Some of those emissions come from livestock farming, such as the enteric methane emissions produced by cows. But Mukherji said that while livestock production in the global north is industrial, it can be a vital component of smallholder farmers’ livelihoods in low-income countries. This makes cutting the sector’s emissions more challenging because it risks compromising the food security of some of the world’s most vulnerable people.

Mukherji said that CGIAR is turning to improving livestock feed and pasture and manure management to find ways to cut emissions without threatening the livelihoods of African small-scale farmers.

4. Lots more climate cash

At the institutional level, Seyni Nafo, the coordinator of the Africa Adaptation Initiative, called for political commitments to be reaffirmed at COP 28. He mentioned the pledge that high-income countries made at COP 26 in Glasgow to double adaptation finance by 2025, together with the UNEP Adaptation Gap Report showing that public adaptation finance flows to lower-income countries had actually declined 21% between 2020 and 2021.

“I think it’s extremely important that those who committed reassert their interest to meet and honor that commitment first,” he told journalists. “Then, that needs to be translated into language that ensures that those commitments are going to be delivered.”

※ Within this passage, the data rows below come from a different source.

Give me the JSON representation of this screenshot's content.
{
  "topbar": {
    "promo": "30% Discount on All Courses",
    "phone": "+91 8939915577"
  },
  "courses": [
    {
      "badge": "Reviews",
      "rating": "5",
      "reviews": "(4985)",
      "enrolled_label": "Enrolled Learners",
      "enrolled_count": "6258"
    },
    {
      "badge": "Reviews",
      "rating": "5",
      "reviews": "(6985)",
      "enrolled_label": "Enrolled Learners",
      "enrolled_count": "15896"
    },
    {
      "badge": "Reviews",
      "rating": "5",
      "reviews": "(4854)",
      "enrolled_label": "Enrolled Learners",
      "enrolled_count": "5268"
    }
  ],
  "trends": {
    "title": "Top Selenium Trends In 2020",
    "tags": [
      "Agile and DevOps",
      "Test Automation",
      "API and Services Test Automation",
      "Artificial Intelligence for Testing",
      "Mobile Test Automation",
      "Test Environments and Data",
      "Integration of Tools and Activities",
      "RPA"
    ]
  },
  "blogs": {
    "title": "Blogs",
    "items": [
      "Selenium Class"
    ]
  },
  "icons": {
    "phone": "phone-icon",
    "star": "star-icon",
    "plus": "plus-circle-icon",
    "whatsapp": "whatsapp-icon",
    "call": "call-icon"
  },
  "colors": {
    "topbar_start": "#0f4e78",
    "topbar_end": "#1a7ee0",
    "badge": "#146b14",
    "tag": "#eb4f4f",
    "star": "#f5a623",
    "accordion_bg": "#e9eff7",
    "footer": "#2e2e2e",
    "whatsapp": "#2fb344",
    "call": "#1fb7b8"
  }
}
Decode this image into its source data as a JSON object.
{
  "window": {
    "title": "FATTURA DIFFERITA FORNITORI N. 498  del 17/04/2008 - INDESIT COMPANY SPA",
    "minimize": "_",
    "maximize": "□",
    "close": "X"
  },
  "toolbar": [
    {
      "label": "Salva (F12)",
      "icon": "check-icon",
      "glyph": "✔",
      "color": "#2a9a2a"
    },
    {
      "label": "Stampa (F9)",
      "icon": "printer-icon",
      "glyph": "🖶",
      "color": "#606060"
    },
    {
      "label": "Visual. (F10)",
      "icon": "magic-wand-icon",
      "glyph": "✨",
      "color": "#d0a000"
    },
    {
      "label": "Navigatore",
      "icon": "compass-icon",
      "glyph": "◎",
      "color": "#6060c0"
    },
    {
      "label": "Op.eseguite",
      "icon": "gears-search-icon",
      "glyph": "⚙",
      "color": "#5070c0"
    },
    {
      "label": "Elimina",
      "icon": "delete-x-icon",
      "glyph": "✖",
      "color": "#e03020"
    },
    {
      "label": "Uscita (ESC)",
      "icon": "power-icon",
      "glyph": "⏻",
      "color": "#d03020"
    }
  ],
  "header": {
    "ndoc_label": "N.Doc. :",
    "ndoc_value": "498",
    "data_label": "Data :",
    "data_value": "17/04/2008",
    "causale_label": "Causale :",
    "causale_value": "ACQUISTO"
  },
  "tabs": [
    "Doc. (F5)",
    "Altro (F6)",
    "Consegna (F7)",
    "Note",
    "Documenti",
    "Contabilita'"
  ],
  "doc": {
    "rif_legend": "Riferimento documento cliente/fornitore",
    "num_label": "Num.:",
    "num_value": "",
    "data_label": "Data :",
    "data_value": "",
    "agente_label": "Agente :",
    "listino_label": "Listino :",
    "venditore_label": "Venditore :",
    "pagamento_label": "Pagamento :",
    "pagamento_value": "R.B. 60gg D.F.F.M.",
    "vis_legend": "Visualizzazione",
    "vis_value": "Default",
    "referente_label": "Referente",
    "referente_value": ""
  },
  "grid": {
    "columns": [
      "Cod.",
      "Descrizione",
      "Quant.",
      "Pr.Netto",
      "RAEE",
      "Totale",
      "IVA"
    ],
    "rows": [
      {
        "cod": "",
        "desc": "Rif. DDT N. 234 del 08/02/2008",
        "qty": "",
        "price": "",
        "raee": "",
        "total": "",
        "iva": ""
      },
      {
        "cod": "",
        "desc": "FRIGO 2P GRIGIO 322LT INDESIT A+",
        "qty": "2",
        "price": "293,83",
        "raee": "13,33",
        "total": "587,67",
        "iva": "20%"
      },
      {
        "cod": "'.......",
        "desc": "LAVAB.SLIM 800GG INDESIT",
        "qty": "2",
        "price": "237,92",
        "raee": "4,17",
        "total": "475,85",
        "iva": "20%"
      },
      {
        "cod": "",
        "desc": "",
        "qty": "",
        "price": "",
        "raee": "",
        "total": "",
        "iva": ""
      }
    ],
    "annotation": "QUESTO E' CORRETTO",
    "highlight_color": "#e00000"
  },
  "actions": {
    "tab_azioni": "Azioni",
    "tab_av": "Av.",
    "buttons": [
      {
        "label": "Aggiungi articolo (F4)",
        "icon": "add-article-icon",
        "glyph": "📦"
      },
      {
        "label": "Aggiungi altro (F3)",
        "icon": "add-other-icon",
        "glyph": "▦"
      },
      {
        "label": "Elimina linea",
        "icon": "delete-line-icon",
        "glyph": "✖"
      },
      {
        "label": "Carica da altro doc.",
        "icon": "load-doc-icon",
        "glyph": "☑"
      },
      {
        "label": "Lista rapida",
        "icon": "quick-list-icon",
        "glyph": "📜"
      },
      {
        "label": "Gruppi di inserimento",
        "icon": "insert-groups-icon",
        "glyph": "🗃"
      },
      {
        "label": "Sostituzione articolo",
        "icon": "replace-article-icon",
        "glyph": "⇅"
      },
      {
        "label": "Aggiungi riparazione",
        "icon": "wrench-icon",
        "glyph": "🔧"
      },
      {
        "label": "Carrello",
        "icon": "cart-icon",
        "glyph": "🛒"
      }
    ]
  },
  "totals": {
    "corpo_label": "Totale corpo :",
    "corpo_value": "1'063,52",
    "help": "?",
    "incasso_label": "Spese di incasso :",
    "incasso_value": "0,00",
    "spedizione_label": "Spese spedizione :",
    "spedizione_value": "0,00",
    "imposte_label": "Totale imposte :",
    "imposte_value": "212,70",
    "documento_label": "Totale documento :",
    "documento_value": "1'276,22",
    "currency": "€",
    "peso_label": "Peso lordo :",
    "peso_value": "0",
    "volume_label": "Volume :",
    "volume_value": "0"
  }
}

He called for a minimum floor “in the billions” of dollars for the forthcoming loss and damage fund and for more clarity around the goal that will replace the 2009 pledge for high-income countries to deliver $100 billion in annual climate finance to their lower-income counterparts by 2025.

Nafo also said the Initiative was launching an investment fund for African small and medium enterprises in the food security and climate value chain, as well as a project preparation facility.

“Because after commitments are delivered, it’s key to build capacity so that African stakeholders are able to access that finance,” he said.